Marijuana, the Workplace and EPLI - Clearing the Haze

December 05, 2017| Von Mindy Pollack | EPLI | English

Region: North America

With 2.4 million Americans (and counting) holding medical marijuana cards, employers are bound to encounter workplace problems like this one:

A business extends a job offer to the most promising applicant. She accepts the offer and proactively alerts her future employer about her marijuana use for a medical condition. She ingests marijuana at home but could fail drug tests conducted on the job. The business owner finds a “zero tolerance” drug and alcohol policy in the employee handbook and rescinds the job offer without further discussion.

Then comes the discrimination lawsuit.

Scenarios like this one are emerging in the workplaces of 29 states where marijuana has been legalized for recreational and/or medical use. The claims typically allege discrimination on the basis of a disability (which may be why the employee is using marijuana) or violation of specific marijuana discrimination laws found in a handful of states. Employers argue that marijuana is illegal under federal law, which conflicts with and should preempt state anti-discrimination laws.1


Who has prevailed?

In recent cases reaching the courts, the score is 3-2 in favor of employees.

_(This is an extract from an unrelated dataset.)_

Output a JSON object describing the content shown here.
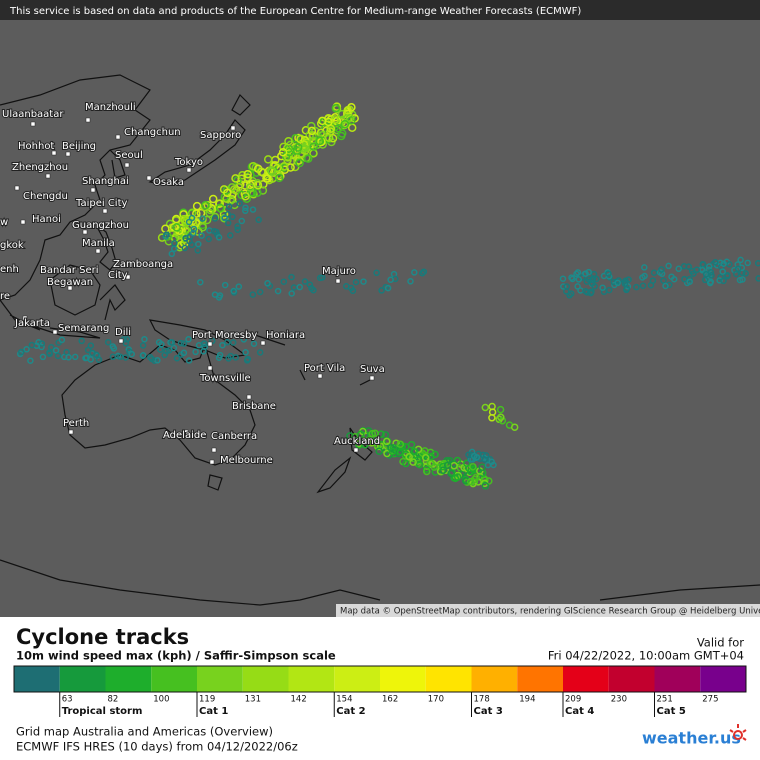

Employers in Colorado and New Mexico cannot not be sued for discrimination because the courts found state and federal laws conflict, and the federal drug law takes precedence. However, employees in Massachusetts, Connecticut and Rhode Island won when courts did not see a conflict, and ruled that state anti-discrimination laws could be applied without running afoul of federal drug laws.

In short, the courts are split on discrimination claims related to marijuana use. That leaves employers with no single answer when the marijuana question comes up. Add to that the variations in state laws and workplace scenarios, and you have even less clarity.

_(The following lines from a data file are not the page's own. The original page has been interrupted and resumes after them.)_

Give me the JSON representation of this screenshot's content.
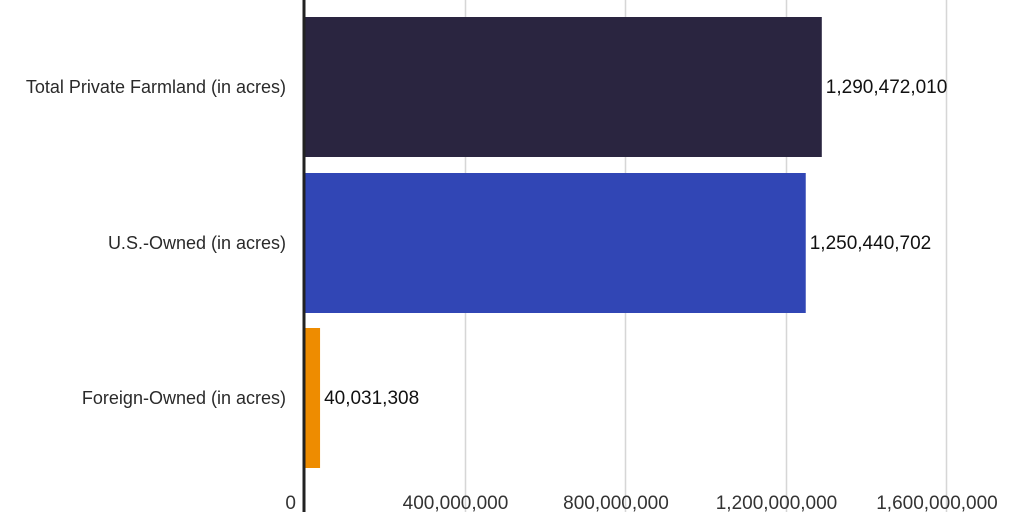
{
  "chart_data": {
    "type": "bar",
    "orientation": "horizontal",
    "title": "",
    "xlabel": "",
    "ylabel": "",
    "categories": [
      "Total Private Farmland (in acres)",
      "U.S.-Owned (in acres)",
      "Foreign-Owned (in acres)"
    ],
    "values": [
      1290472010,
      1250440702,
      40031308
    ],
    "value_labels": [
      "1,290,472,010",
      "1,250,440,702",
      "40,031,308"
    ],
    "colors": [
      "#2a2540",
      "#3146b5",
      "#ee8c00"
    ],
    "xlim": [
      0,
      1600000000
    ],
    "xticks": [
      0,
      400000000,
      800000000,
      1200000000,
      1600000000
    ],
    "xtick_labels": [
      "0",
      "400,000,000",
      "800,000,000",
      "1,200,000,000",
      "1,600,000,000"
    ],
    "grid": true,
    "legend": "none"
  }
}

How can a small business owner cut through the haze? One tool is Employment Practices Liability insurance - especially a Legal Hotline available with many EPLI policies. The business owner or manager can call the Hotline to ask for an experienced employment attorney's advice on how to handle a job applicant or current employee presenting the marijuana issue.

This is precisely the type of situation for which the Hotline is ideal and many insured businesses already know this. Roughly 5% of all Hotline calls in our program are about drug and alcohol use; these insureds are often able to prevent claims by getting quick legal advice.

More than two-thirds of Americans live in the 29 states that have reformed marijuana laws. For insurers operating in those states, chances are that some of the 2.4 million (and counting) marijuana patients work for or will seek employment at a business you insure. For insurance agents assisting those businesses, you have the opportunity to recommend EPLI coverage that can deliver meaningful protection and legal help. And who can’t use more help in the workplace?


  1. For more on the federal vs. state law conflicts, see our blog on Marijuana and the Workplace.
  2.; Massachusetts and West Virginia were most recent enactments, but they will not take effect until 2018 and 2019, respectively. Maine passed a recreational marijuana law by ballot, but 2017 implementation legislation was vetoed by the governor.